“This is fantastic, we've got so many tree huggers and so many investors in one room!”

These words were exclaimed by one enthusiastic entrepreneur who couldn't contain his excitement at last month's Essential Cleantech conference in London. Hosted by the Cambridge-based venture research group Library House, the event brought together some of the most significant players in the European and global clean technology investment sector including investors, entrepreneurs, corporates and journalists.
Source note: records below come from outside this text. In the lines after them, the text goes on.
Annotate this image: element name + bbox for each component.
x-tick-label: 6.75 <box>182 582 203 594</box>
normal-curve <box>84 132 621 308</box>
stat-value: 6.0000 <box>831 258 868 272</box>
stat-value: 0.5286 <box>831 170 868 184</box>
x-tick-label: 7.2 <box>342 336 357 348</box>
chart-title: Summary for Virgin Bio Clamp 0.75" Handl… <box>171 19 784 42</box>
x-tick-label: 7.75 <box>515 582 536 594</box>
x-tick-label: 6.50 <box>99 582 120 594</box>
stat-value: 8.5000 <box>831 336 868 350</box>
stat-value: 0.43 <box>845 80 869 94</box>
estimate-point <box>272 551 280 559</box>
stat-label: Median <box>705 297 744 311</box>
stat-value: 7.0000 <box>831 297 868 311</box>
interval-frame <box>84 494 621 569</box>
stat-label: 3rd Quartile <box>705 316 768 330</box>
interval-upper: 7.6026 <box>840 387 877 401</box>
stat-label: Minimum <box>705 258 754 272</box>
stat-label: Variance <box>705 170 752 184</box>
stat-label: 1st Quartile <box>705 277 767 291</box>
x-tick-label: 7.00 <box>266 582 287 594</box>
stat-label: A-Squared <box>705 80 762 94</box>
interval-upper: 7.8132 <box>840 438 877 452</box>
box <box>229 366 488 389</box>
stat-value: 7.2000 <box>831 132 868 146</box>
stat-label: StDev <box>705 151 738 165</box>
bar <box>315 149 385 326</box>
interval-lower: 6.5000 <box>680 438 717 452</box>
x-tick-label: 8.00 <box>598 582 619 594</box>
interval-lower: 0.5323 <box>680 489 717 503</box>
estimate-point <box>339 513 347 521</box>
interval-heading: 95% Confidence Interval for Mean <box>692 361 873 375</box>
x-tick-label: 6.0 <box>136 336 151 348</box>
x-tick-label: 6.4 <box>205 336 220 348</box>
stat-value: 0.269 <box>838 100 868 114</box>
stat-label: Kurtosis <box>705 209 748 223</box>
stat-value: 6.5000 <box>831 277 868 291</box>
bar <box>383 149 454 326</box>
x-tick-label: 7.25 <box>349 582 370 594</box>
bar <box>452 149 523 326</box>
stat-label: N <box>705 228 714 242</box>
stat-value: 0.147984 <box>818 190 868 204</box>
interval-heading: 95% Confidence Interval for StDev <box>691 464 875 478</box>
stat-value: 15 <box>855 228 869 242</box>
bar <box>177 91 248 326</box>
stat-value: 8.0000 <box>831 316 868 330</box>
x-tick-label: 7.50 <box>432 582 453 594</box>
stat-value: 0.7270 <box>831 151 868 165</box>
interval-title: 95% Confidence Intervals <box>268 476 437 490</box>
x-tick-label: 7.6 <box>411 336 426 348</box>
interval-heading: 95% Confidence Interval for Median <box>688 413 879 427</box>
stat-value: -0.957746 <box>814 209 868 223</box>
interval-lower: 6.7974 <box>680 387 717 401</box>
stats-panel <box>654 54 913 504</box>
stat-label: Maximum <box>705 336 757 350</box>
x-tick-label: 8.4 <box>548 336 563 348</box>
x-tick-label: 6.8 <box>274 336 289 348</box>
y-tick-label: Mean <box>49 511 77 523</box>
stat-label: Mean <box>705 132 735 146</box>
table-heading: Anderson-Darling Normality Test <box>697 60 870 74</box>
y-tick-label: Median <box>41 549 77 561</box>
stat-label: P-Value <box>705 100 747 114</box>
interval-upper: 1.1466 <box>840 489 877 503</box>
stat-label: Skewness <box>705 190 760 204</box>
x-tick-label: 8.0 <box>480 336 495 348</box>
The choice of venue may have been a bit intimidating for the speakers. Hosted at the BFI IMAX theatre in London, the event featured gigantic images of the panelists projected on the larger-than-life screen behind them. The speakers included Uwe Albrecht, managing partner at Siemens Venture Capital; Richard Barrington, head of British and Irish public policy for Sun Microsystems; Ken Carter, energy manager for Tesco; and Ziad Tassabehji, a director with the Abu Dhabi Future Energy Company.

With all speakers in agreement that venture capital has an important, if not the most important role to play in developing technologies that can solve the climate crisis, the question became how to make sure Europe is on the forefront of that innovation. A report unveiled by Library House at the conference had some worrying signs. The report shows that although cleantech venture capital in Europe has grown dramatically since 2000 against a backdrop of falling activity in other sectors, the US is far surpassing Europe in cleantech investing. US investors participated in more cleantech deals in Europe itself than investors from any European country except the UK last year. Public sector support for cleantech companies in Europe outside of the UK has been positively dismal. Although in the UK the public sector participates in over 45 percent of all cleantech deals, the average for the whole of Europe is just 14.7 percent.

At the same time the report shows that investment in these technologies in Europe, which include alternative energy solutions, solar panels, material innovation and other technologies for reducing carbon emissions, is heating up. In 2006, over €400 million ($544 million) in venture capital money was invested in 95 deals, bringing the total money deployed in the sector in Europe past the €1 billion mark. In total 217 cleantech innovation companies are currently venture-backed in Europe, with just over 40 percent of these located in the UK. These UK investments have been helped by public sector backed funds such as the Carbon Trust, which is the first such cleantech-dedicated fund in the UK.

But although governments can help by increasing public funding, the entrepreneurs and investors at the conference all seemed to think that business would be the real leader in the sector. Abu Dhabi Future Energy Company director Ziad Tassabehji pointed out that even if every country in the world signed on to the Kyoto Protocol and reduced their emissions by the EU goal of 20 percent, it still wouldn't solve the carbon problem. “The only way this will be solved is by developing many, many new technologies,” he told the audience. Jeremy Leggett, founder of solar panel producer Solarcentury, agreed.“In my view, business is taking this more seriously than government,” he said.

Library House CEO Doug Richard said that in his opinion the hottest thing to watch in the sector is lighting. “If I had to invest in one thing I would invest in LED lightbulbs,” he said. Such lightbulbs, which are currently being developed, may be able to provide low-power lighting solutions that are actually adequate, something that industry has failed to achieve so far. Richard added that some of the companies and their products to watch across Europe include Norwegian solar cell producer Norsun, German fuel cell producer PEMEAS, Scottish offshore wave energy company Ocean Power Delivery, and Swedish solar air conditioning company Climate Well. He also noted that many of the companies that have been working on developing component solutions over the past several years are now preparing to unveil commercial packages. This means that significant returns may be just around the corner. In many ways, Richard noted, the cleantech market today resembles the IT industry 20 years ago. But it remains to be seen whether this technology will receive the public sector support of 20 years ago as well.